6. Optimization Result

Use Go benchmark to record the data before and after the optimization, as described in section "." Use the Go benchstat to compare the performance before and after the optimization. The result is shown in the following table:

Case Name Case Definition Each Operation Time Before Optimization Each Operation Time After Optimization Operation Time Comparison Data Volume Processed Per Unit Time Before Optimization Data Volume Processed Per Unit Time After Optimization Data Volume Comparison
Equal/1-8 Compares 1-byte character strings in the 8-core CPU. 5.43ns ±0% 5.41ns ±0% -0.26% (p=0.048 n=5+5) 184MB/s ±0% 185MB/s ±0% ~ (p=0.056 n=5+5)
Equal/6-8 Compares the 6-byte character string in the 8-core CPU. 10.0ns ±0% 6.2ns ±0% -38.30% (p=0.008 n=5+5) 598MB/s ±0% 972MB/s ±0% +62.56% (p=0.008 n=5+5)
Equal/9-8 Compares the 9-byte character string in the 8-core CPU. 12.3ns ±0% 6.6ns ±0% -46.67% (p=0.029 n=4+4) 729MB/s ±0% 1373MB/s ±0% +88.35% (p=0.008 n=5+5)
Equal/15-8 Compares 15-byte character strings in the 8-core system. 17.0ns ±0% 7.4ns ±2% -56.20% (p=0.008 n=5+5) 881MB/s ±0% 2015MB/s ±2% +128.78% (p=0.008 n=5+5)
Equal/16-8 Compares 16-byte character strings in the 8-core system. 17.8ns ±0% 5.8ns ±0% -67.36% (p=0.008 n=5+5) 901MB/s ±0% 2755MB/s ±0% +205.94% (p=0.016 n=4+5)
Equal/20-8 Compares 20-byte character strings in the 8-core system. 20.9ns ±0% 8.0ns ±0% -61.75% (p=0.000 n=5+4) 956MB/s ±0% 2502MB/s ±0% +161.84% (p=0.016 n=5+4)
Equal/32-8 Compares the 32-byte character string in the 8-core CPU. 30.4ns ±0% 7.6ns ±0% -74.85% (p=0.008 n=5+5) 1.05GB/s ±0% 4.19GB/s ±0% +297.49% (p=0.008 n=5+5)
Equal/4K-8 Compares 4 KB character strings in the 8-core CPU. 3.18s ±0% 0.21s ±0% -93.49% (p=0.000 n=5+4) 1.29GB/s ±0% 19.70GB/s ±0% +1428.63% (p=0.008 n=5+5)
Equal/4M-8 Compares 4 MB character strings in the 8-core CPU. 3.69 ms ±1% 0.65 ms ±4% -82.36% (p=0.008 n=5+5) 1.14GB/s ±1% 6.45GB/s ±4% +466.96% (p=0.008 n=5+5)
Equal/64M-8 Compares 64 MB character strings in the 8-core CPU. 63.3 ms ±0% 17.4 ms ±5% -72.54% (p=0.008 n=5+5) 1.06GB/s ±0% 3.86GB/s ±5% +264.45% (p=0.008 n=5+5)

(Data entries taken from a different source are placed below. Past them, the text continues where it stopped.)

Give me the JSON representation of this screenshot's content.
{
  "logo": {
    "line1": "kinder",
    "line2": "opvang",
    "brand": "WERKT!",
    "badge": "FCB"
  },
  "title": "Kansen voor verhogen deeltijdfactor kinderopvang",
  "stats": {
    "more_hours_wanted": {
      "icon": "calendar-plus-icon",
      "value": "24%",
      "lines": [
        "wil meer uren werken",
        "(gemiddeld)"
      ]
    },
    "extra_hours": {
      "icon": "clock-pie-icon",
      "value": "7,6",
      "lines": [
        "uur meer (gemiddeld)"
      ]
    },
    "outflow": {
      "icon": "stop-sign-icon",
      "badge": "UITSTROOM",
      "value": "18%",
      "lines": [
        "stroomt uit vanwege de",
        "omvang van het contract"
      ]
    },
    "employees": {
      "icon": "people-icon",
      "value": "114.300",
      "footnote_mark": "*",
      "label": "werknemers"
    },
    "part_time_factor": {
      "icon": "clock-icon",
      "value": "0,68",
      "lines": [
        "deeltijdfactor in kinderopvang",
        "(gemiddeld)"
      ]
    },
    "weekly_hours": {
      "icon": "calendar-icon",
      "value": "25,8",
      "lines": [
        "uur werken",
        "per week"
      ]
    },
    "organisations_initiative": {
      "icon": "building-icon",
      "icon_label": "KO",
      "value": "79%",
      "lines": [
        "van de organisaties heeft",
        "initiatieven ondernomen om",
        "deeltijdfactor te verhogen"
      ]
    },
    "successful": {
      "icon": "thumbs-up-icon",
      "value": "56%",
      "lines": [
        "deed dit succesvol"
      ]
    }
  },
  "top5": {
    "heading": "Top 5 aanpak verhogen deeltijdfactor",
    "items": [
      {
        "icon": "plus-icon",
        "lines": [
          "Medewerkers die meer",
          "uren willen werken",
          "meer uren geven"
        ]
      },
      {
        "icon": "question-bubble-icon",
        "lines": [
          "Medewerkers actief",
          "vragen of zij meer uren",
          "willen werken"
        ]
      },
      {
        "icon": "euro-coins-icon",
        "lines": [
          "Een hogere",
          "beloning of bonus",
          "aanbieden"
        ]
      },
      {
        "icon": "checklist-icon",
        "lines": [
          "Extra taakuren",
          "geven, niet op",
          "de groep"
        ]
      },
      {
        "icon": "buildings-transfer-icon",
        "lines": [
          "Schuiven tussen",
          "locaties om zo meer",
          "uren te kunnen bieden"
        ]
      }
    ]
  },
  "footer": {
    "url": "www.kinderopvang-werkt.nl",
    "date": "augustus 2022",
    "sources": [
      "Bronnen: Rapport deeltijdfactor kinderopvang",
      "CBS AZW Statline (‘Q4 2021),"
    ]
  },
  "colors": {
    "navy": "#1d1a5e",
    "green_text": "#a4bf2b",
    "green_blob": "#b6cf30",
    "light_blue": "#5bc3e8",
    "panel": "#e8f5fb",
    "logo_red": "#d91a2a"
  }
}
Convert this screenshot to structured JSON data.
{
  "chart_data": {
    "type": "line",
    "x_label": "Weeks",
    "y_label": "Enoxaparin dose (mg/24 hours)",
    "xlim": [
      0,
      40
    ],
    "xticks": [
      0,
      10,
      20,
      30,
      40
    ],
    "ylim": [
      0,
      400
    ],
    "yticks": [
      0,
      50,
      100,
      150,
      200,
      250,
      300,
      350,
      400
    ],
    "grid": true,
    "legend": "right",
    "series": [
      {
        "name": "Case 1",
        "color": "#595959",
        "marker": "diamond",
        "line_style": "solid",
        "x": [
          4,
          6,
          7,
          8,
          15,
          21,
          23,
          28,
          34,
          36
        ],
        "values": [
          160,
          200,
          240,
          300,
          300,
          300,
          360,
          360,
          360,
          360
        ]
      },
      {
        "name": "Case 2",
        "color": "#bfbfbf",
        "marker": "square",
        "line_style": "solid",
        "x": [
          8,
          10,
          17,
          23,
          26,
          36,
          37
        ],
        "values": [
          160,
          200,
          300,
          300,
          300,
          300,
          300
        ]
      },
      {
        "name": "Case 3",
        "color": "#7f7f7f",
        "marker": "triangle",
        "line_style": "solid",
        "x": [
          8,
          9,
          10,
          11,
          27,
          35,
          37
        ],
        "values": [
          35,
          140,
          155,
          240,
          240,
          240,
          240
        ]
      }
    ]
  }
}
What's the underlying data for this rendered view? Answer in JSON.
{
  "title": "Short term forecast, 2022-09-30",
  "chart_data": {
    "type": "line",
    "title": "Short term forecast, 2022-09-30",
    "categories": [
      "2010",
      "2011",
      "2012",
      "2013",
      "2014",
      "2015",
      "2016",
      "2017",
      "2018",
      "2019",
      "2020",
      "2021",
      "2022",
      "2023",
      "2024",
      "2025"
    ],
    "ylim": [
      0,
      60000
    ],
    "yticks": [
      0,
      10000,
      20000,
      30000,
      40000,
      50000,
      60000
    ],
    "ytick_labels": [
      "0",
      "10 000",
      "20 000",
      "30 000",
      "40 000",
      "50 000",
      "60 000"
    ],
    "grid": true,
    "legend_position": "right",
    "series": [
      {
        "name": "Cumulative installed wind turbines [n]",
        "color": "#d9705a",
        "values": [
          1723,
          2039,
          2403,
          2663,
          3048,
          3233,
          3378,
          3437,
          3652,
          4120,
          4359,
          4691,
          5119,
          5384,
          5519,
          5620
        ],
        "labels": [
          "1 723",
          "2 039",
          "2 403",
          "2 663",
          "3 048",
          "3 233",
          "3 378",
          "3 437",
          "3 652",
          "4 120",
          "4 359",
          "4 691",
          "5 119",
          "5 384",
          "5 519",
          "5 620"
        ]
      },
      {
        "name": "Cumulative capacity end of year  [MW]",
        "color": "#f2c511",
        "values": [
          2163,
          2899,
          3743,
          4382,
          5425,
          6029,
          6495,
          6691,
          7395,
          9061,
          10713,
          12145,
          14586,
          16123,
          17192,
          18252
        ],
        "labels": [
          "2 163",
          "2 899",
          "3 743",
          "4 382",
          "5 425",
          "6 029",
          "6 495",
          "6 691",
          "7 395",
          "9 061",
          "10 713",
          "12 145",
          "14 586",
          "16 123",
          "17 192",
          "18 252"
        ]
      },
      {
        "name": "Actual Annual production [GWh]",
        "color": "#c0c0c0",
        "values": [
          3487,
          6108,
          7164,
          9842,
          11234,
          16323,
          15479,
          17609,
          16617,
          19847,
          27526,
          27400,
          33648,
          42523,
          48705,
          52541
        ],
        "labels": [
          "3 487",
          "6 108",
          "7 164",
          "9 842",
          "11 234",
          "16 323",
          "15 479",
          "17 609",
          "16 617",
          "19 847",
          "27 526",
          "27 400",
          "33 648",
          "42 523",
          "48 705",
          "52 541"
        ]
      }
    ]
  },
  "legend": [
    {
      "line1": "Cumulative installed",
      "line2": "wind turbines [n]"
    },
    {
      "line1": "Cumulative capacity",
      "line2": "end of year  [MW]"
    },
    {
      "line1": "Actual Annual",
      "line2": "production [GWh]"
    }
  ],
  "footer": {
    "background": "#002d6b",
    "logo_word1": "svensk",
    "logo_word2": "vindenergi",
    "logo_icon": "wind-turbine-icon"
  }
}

Note: ns/op: indicates the time (in nanoseconds) spent in executing a function each time. ms/op: indicates the time (in milliseconds) spent in executing a function each time. MB/s: indicates the number of megabytes processed per second. GB/s: indicates the G bytes processed per second.

The preceding table shows that the performance of all test cases is improved after SIMD optimization. When the data size is 4 KB, the performance improvement rate is the highest, and the time consumption is reduced by 93.49%. Data processing volume per second increased by 14.29 times.